To process images by your own way you need to create one class. For example, lets create job, which processes color images to grayscale by using OpenCV. For now, MIPr already has this class which placed in includes_OpenCV\src\main\java\experiments\Img2Gray_opencv.
-
Create public class inherited from Configured superclass and Tool interface.
public class Img2Gray_opencv extends Configured implements Tool{ public static void main(String[] args) throws Exception { int res = ToolRunner.run(new Img2Gray(), args); System.exit(res); }
-
Create run method inside your class.

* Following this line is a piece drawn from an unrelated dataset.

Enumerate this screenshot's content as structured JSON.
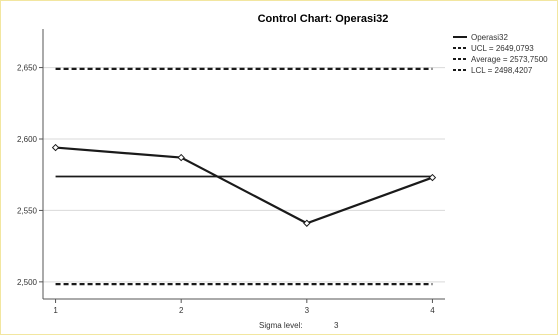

Fill it regarding library you will use.
public int run(String[] args) throws Exception { String input = args[0]; String output = args[1]; Job job = MiprMain.getOpenCVJobTemplate(); job.setJarByClass(Img2Gray_opencv.class); job.setMapperClass(Img2Gray_opencvMapper.class); job.setInputFormatClass(MatImageInputFormat.class); job.setOutputFormatClass(MatImageOutputFormat.class); Path outputPath = new Path(output); FileInputFormat.setInputPaths(job, input); FileOutputFormat.setOutputPath(job, outputPath); job.setOutputKeyClass(NullWritable.class); job.setOutputValueClass(MatImageWritable.class); return job.waitForCompletion(true) ? 0 : 1; }
Most important configurations are:
-
job.setInputFormatClass([InputFormat].class)
Where [InputFormat] one of the following:
-
Java 2D
BufferedImageInputFormat
-
OpenIMAJ
MBFImageInputFormat
-
OpenCV
MatImageInputFormat
CombineMatImageInputFormat
-
-
job.setOutputFormatClass([OutputFormat].class)
Where [OutputFormat] is similar to [InputFormat]
-
job.setMapperClass([MapperClass].class)
Where [MapperClass] is your implemented Mapper class which contains map-method.
-
job.setOutputKeyClass(NullWritable.class)
In most cases of image processing Key class doesn't necessary. You can leave it by using special NullWritable hadoop-class which contains nothing.
-
job.setOutputValueClass([Value].class)
[Value] depends on which library you are going to use.
-
Java 2D
BufferedImageWritable
-
OpenIMAJ
MBFImageWritable
-
OpenCV
MatImageWritable
-
-
-
Create Mapper class. Your class should extend OpenCVMapper superclass to make available usage of OpenCV library in parallel mode. Method map contains image processing algorithm.
public static class Img2Gray_opencvMapper extends OpenCVMapper<NullWritable, MatImageWritable, NullWritable, MatImageWritable>{ protected void map(NullWritable key, MatImageWritable value, Context context) throws IOException, InterruptedException { Mat image = value.getImage(); Mat result = new Mat(image.height(), image.width(), CvType.CV_8UC3); if (image.type() == CvType.CV_8UC3) { Imgproc.cvtColor(image, result, Imgproc.COLOR_RGB2GRAY); } else result = image; context.write(NullWritable.get(), new MatImageWritable(result, value.getFileName(), value.getFormat())); } }
-
Return to running section and build package including your own hadoop-job.